Nun ruh' ich aus und schaue von dem Hügel,
Fern von der Stadt, ins sommerblaue Land,
Lichtweiße Wolken haben ihre Flügel
Wie wilde Schwäne glänzend ausgespannt.

Nun ruh' ich aus, fern von dem Ewig andern,
Das mich gelockt und das mich stets genarrt,
Und, müde von dem Immerweiterwandern,
Beschließt ein Traum nun meine Wegefahrt.

Ein Traum, wo Männer, wuchtiger Gebärde
Und ihres Ziels bewußt, der Körner Kraft
Mit starken Händen streuen in die Erde,
Die wie im Schlummer ruht und schlummernd schafft.

Wo Lenzgewitter sich mit schwerem Segen
Einstürzen auf die keimgeword'ne Saat,
Wo Sommertage gold'ne Schleier legen
Und glühes Glänzen über reife Mahd.

Nun ruh' ich aus und seh' den Abend schreiten
Auf Purpurteppichen aus süßem Klee,
Und wenn die Winde durch die Ferne gleiten,
Wogt sanft das Kornfeld, wie zur Nacht die See.

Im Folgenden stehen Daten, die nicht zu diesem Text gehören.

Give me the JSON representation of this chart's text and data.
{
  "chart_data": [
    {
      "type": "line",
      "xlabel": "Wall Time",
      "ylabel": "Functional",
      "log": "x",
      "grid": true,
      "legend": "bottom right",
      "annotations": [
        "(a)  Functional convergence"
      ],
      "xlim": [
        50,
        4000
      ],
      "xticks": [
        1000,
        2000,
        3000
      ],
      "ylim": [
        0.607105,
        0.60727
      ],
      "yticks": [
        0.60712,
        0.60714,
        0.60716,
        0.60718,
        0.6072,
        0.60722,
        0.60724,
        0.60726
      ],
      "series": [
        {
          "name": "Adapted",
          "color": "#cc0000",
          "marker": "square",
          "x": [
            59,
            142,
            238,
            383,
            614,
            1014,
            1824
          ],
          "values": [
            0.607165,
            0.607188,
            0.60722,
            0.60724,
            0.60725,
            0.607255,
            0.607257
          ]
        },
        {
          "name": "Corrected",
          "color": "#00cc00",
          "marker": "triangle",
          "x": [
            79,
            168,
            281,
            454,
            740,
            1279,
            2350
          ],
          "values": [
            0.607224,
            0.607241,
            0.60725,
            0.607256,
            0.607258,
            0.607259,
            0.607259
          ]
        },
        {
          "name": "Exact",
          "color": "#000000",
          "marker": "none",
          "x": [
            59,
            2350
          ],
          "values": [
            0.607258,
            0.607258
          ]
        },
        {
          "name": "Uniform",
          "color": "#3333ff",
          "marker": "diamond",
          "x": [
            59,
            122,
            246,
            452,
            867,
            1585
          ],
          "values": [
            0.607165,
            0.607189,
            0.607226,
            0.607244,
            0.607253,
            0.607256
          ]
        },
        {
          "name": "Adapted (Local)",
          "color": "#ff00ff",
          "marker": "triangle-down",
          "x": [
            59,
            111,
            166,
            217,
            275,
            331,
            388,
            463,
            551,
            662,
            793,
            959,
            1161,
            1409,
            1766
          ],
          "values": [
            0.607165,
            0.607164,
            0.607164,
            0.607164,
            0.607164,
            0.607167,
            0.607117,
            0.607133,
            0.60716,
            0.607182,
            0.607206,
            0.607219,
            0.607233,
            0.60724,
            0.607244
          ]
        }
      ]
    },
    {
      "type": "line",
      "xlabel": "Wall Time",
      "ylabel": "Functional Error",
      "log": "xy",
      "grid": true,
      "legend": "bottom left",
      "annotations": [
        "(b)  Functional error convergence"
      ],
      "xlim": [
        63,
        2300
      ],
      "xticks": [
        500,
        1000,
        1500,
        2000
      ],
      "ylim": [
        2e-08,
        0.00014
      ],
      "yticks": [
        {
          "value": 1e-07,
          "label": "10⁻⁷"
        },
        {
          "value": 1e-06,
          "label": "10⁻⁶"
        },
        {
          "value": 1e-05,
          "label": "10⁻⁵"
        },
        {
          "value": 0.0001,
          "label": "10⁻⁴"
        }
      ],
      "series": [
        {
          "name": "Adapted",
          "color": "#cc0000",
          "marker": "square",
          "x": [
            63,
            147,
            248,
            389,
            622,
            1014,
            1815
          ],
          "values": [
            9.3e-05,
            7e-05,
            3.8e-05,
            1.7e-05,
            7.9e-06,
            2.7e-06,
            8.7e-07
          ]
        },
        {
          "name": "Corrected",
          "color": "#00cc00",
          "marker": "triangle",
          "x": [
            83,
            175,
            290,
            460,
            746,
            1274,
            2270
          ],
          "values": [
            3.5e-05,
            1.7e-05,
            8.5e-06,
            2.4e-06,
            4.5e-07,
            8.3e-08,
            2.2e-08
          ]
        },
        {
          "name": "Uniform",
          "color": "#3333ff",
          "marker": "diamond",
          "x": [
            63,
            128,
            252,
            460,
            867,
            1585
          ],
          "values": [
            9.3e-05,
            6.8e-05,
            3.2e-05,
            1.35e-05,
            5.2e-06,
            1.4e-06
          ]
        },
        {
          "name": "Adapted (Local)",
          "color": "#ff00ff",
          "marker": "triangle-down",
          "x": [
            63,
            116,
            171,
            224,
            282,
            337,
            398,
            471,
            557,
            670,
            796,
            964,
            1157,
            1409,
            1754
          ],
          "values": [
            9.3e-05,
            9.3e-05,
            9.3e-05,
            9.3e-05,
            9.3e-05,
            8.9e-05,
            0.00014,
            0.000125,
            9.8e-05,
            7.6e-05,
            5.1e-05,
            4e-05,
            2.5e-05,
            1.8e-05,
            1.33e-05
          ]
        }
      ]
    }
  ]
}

Der Abend hebt die milden stillen Hände
Zum Segen auf, und eine Glocke klingt
Ganz fern vom Kirchhof über das Gelände,
Dann ist es still ... und eine Lerche singt.

Der letzte Erntewagen naht, sanft greifen
Die Weidenzweige nach der gold'nen Last;
Am Himmel glüht ein roter Flammenstreifen,
Vor dem der hohe Vollmond noch erblaßt.

Hollunderduft stäubt um die Gartenhecken,
Ein Sprosser ruft, dann kommt die blaue Nacht
Und breitet sammetweiche Schattendecken,
Wo hell ein Licht und eine Sehnsucht wacht.

Da leg' ich meine alte braune Geige,
Die vielgeliebte, leise unter's Kinn
Und streiche mit dem feinen, weichen Bogen
In stiller Freude schmeichelnd drüber hin.

Ich spiel' den tiefen, den gesenkten Halmen
Ein Wiegenlied dem sommerblauen Land,
Und durch die Saiten rauscht es mir wie Psalmen
Von Wunderlauten, die ich nie gekannt ...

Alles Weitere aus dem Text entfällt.